I am a woodworker and all around crafts person that found pen turning. sort of got stuck here at least for a while. I don't consider I am a Pen Maker, That is for the people that have to break out the micrometer and stuff to get the job done.


----------



## cozee (Nov 26, 2008)

I am a wood butcher who happened to find yet another way to destroy a prefectly good piece of wood!


----------



## texasfootball21 (Nov 26, 2008)

I read in a magazine one time that when you make the jump from just turning woods you can get and throwing them on kits you have to hand selecting everything and carefully selecting each component of your pen, from the ink to the nib, and building the pen bottom up as a piece of art, you make the jump from pen turner to pen maker. 
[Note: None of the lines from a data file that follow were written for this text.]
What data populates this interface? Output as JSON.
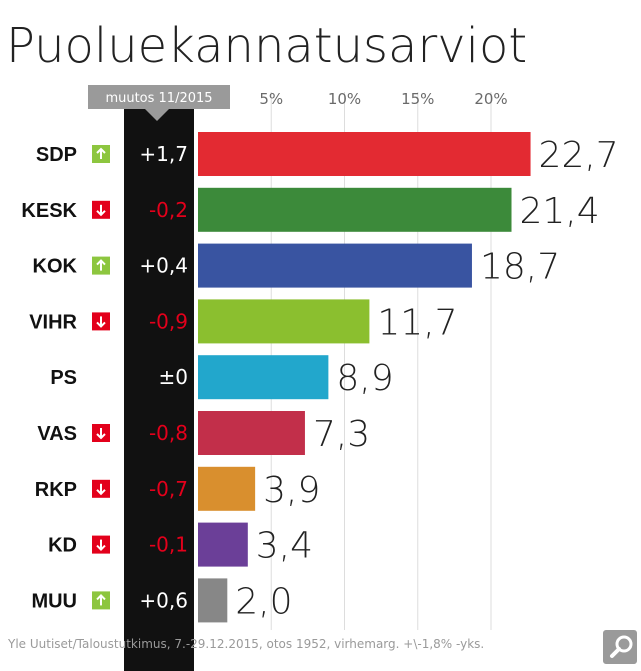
{
  "chart_data": {
    "type": "bar",
    "orientation": "horizontal",
    "title": "Puoluekannatusarviot",
    "change_header": "muutos 11/2015",
    "xlim": [
      0,
      25
    ],
    "x_ticks": [
      5,
      10,
      15,
      20
    ],
    "tick_labels": [
      "5%",
      "10%",
      "15%",
      "20%"
    ],
    "grid": true,
    "categories": [
      "SDP",
      "KESK",
      "KOK",
      "VIHR",
      "PS",
      "VAS",
      "RKP",
      "KD",
      "MUU"
    ],
    "values": [
      22.7,
      21.4,
      18.7,
      11.7,
      8.9,
      7.3,
      3.9,
      3.4,
      2.0
    ],
    "value_labels": [
      "22,7",
      "21,4",
      "18,7",
      "11,7",
      "8,9",
      "7,3",
      "3,9",
      "3,4",
      "2,0"
    ],
    "changes": [
      1.7,
      -0.2,
      0.4,
      -0.9,
      0,
      -0.8,
      -0.7,
      -0.1,
      0.6
    ],
    "change_labels": [
      "+1,7",
      "-0,2",
      "+0,4",
      "-0,9",
      "±0",
      "-0,8",
      "-0,7",
      "-0,1",
      "+0,6"
    ],
    "trend_icons": [
      "arrow-up-icon",
      "arrow-down-icon",
      "arrow-up-icon",
      "arrow-down-icon",
      "none",
      "arrow-down-icon",
      "arrow-down-icon",
      "arrow-down-icon",
      "arrow-up-icon"
    ],
    "colors": [
      "#e32a32",
      "#3c8a3a",
      "#3954a1",
      "#8bbf2f",
      "#22a7cc",
      "#c22f4a",
      "#d98f2e",
      "#6b3f98",
      "#878787"
    ],
    "source": "Yle Uutiset/Taloustutkimus, 7.-29.12.2015, otos 1952, virhemarg. +\\-1,8% -yks."
  },
  "style": {
    "up_color": "#8dc63f",
    "down_color": "#e3001b",
    "positive_change_color": "#ffffff",
    "negative_change_color": "#e3001b",
    "change_column_bg": "#111111",
    "header_bg": "#9a9a9a",
    "grid_color": "#dddddd"
  },
  "ui": {
    "search_icon": "search-icon"
  }
}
That might not have made a lot of sense, but I thought it was relevant.


----------



## guts (Nov 26, 2008)

I consider myself a pen maker,although I don't make all the parts for the pens I make,after I finish making a pen,I'm a penturner,I hold it my hand and turn it to see how it looks all the way around.


----------



## altaciii (Nov 26, 2008)

I like to refer to all of us as not only penturners but artists.  I wonder how many of us signs a pen box card as "artist"  or pen created by "artist name".


----------



## NewLondon88 (Nov 26, 2008)

Pencrafter .. sounds classier. Like you should be wearing your GOOD tee shirt when
you say it


----------



## Daniel (Nov 26, 2008)

Good T-shirt? You don't wanna seeeeeee my good T-Shirt. it is the comfy one and it ain't pretty.


----------



## mobrackett (Nov 27, 2008)

I call myself a woodworker. I also make furniture, frames, bowls, bookcases, and anything else that a customer would like. :hammer:


----------



## Randy_ (Nov 27, 2008)

I prefer the term pencrafter as I'm a long, long way from being an artist.


----------



## GouletPens (Nov 28, 2008)

Since I know that anyone in the PMG would string you up in a tree if you unjustly call yourself a penmaker, I know I'm a pen turner. I make closed end stuff, do all kinds of laminations, laser engraving, gilding, patination, casting, etc. I'm not hung up on the label. Heck, its most important that I'm a pen seller or I can't afford to turn or make or craft anything!


----------



## TellicoTurning (Nov 29, 2008)

I tell people I'm a wood turner.  I turn wood into saw dust.


----------



## bruce119 (Nov 30, 2008)

I do say an artist. I make interactive art that you can show and use. I have a few unique things also. I give with the pen a small card numbered and signed by me the artist with a description with each pen I sell. People like that.

Bruce


----------



## intillzah (Dec 4, 2008)

I'm just a penturner....   Pure and simple...


----------



## stevers (Dec 4, 2008)

My wife calls me a black hole where money disappears.


----------



## Skye (Dec 5, 2008)

Hmmm... mine involves the word 'hole' as well sometimes...


----------



## penhead (Dec 5, 2008)

Sawdust artisan....yep, I can make a right nice pile of sawdust


----------



## Randy_ (Dec 8, 2008)

Maybe pen artisan would be approriate?
 
 

ar·ti·san [ rtəz'n ] (_plural_ ar·ti·sans)
noun Definition: *skilled craftsperson: *somebody who is skilled at a craft


----------